Torulene
- Names: IUPAC name 3′,4′-Didehydro-β,ψ-carotene

Identifiers
- CAS Number: 547-23-9;
- 3D model (JSmol): Interactive image;
- ChemSpider: 4444665;
- PubChem CID: 5281253;
- UNII: 7KKR9CWX9P;
- CompTox Dashboard (EPA): DTXSID901029634 ;

Properties
- Chemical formula: C_{40}H_{54}
- Molar mass: 534.857

= Torulene =

Torulene (3',4'-didehydro-β,γ-carotene) is a carotene (a hydrocarbon carotenoid) which is notable for being synthesized by red pea aphids (Acyrthosiphon pisum), imparting the natural red color to the aphids, which aids in their camouflage and escape from predation.

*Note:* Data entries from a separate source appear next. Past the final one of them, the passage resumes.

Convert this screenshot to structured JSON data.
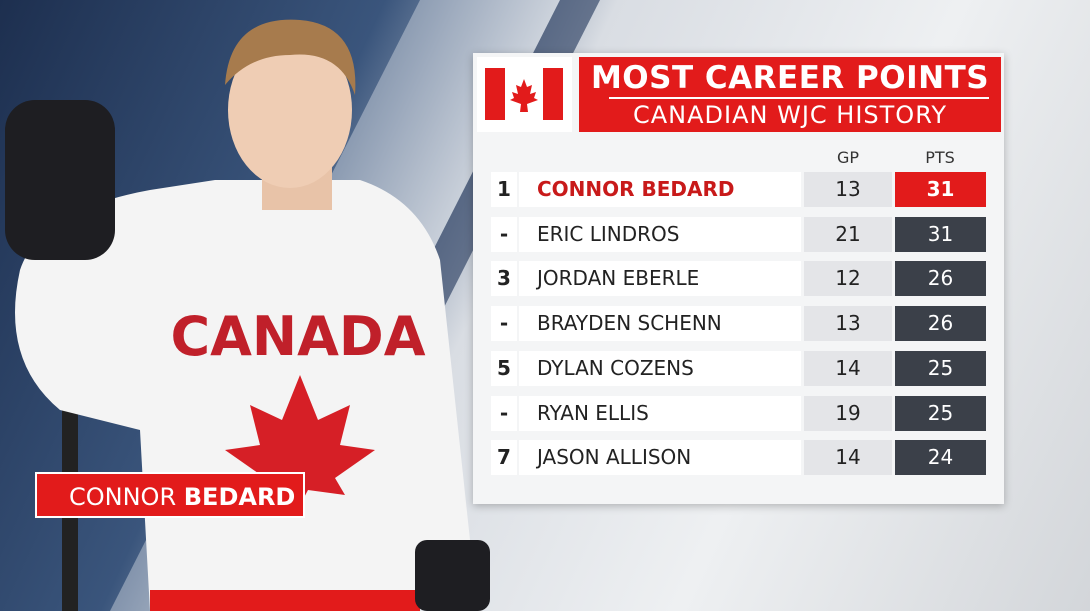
{
  "header": {
    "title": "MOST CAREER POINTS",
    "subtitle": "CANADIAN WJC HISTORY"
  },
  "table": {
    "columns": [
      "GP",
      "PTS"
    ],
    "rows": [
      [
        "1",
        "CONNOR BEDARD",
        13,
        31
      ],
      [
        "-",
        "ERIC LINDROS",
        21,
        31
      ],
      [
        "3",
        "JORDAN EBERLE",
        12,
        26
      ],
      [
        "-",
        "BRAYDEN SCHENN",
        13,
        26
      ],
      [
        "5",
        "DYLAN COZENS",
        14,
        25
      ],
      [
        "-",
        "RYAN ELLIS",
        19,
        25
      ],
      [
        "7",
        "JASON ALLISON",
        14,
        24
      ]
    ]
  },
  "photo": {
    "jersey_text": "CANADA"
  },
  "caption": {
    "first": "CONNOR",
    "last": "BEDARD"
  }
}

The aphids have gained the ability to synthesize torulene by horizontal gene transfer of a number of genes for carotenoid synthesis, apparently from fungi. Plants, fungi, and microorganisms can synthesize carotenoids, but torulene made by pea aphids is the only carotenoid known to be synthesized by an organism in the animal kingdom at the time of its discovery (2010).

In 2012, the spider mite Tetranychus urticae was found to produce its own caretinoids using homologous genes, likely derived from similar fungi. In 2013, the Acyrthosiphon caretinoid synthesis genes were found to be present in aphid relatives, adelgids and phylloxerids.